Solved – compare two linear models. Linear regression

linearlinear modelmultiple regressionregression

I have made two linear regressions to estimate y and I get this results:
One:

Residual standard error: 1.021 on 276 degrees of freedom
Multiple R-squared:  0.2347,    Adjusted R-squared:  0.2059 
F-statistic: 8.362 on 10 and 276 DF,  p-value: 6.878e-12

Second:

Residual standard error: 1.025 on 273 degrees of freedom
Multiple R-squared:  0.2312,    Adjusted R-squared:  0.1945 
F-statistic: 6.314 on 13 and 273 DF,  p-value: 2.085e-10

I know from $R^2$ that these models are not good, but which one is better from the other one? Can someone can explain the other factors beside R-squared? Maybe use ANOVA to compare?

Best Answer

As you correctly notice your $R^2$ associated with each model is very similar ($0.235$ vs $0.231$). In general none of the two though is "not good". $R^2$ being bad or good is entirely up to the actual application. As mentioned in my comment, unless you have good reasons to believe that your explanatory variables have strong linear relations with your dependent variable and you do not omit any other variables that have strong influence, an $R^2 \approx 0.23$ is far from catastrophic.

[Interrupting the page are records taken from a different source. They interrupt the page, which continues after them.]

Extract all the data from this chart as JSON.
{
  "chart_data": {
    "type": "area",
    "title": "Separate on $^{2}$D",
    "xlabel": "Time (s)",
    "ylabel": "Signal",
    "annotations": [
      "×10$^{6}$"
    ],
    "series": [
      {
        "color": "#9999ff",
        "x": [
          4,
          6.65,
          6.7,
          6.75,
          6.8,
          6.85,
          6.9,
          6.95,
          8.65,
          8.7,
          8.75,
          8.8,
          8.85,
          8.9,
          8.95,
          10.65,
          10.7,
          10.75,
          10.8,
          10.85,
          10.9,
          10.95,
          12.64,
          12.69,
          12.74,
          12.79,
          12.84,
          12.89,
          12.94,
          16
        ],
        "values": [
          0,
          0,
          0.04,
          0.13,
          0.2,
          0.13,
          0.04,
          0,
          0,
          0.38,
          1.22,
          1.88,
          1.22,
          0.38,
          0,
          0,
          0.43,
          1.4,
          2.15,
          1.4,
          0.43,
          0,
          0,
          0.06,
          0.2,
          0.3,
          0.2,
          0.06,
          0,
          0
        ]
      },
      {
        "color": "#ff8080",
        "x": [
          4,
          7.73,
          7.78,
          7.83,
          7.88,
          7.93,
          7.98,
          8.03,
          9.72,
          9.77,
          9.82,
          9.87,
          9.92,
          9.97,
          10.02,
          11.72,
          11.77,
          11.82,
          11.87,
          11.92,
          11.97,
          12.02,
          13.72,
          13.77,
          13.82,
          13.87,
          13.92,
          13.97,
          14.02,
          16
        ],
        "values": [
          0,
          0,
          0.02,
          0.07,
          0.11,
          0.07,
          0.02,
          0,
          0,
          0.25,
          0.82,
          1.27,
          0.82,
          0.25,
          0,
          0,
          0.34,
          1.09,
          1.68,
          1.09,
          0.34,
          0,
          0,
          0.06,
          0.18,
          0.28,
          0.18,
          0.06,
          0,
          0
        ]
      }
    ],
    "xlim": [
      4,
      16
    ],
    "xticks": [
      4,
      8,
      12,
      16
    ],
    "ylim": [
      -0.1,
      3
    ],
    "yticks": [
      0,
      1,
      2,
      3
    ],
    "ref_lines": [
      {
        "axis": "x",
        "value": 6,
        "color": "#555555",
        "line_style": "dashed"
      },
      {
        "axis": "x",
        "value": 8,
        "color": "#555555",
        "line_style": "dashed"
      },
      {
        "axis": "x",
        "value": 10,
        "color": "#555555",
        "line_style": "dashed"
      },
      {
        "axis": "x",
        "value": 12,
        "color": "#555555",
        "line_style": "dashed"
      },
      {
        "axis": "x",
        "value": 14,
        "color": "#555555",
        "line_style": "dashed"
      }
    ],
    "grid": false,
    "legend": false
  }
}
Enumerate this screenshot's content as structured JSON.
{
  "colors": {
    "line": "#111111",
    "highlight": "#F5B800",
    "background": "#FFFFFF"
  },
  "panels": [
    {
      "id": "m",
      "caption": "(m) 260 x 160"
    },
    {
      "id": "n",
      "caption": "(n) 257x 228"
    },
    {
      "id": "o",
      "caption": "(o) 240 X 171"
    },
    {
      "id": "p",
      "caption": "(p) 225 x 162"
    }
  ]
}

The obvious thing to suggest is to look at some kind of information criteria (Akaike Information Criterion, or Bayesian Information Criterion) to see if any of the two models is obviously better. Let me point out that these are not silver bullets. They make their own assumptions that have to be met. (eg. for the BIC you need your models to be nested.)

The factor "next to $R^2$" is the adjusted $R^2$: This is essentially the coefficient of determination but penalized so it accounts for the fact that you have a given number of explanatory variables in your model. Short of cross-validating or bootstrapping your model I would suggest using the AIC with a correction for finite sample sizes, dubbed AICc. You can use it by employing the AICc function available in package AICcmodavg to do that. Cross-validated has some excellent thread on the perils of automatic model selection (eg. here and here); I highly recommend reading them. To paraphrase the late George E. P.Box: Your model is certainly wrong, you just want to see if it is any useful. :)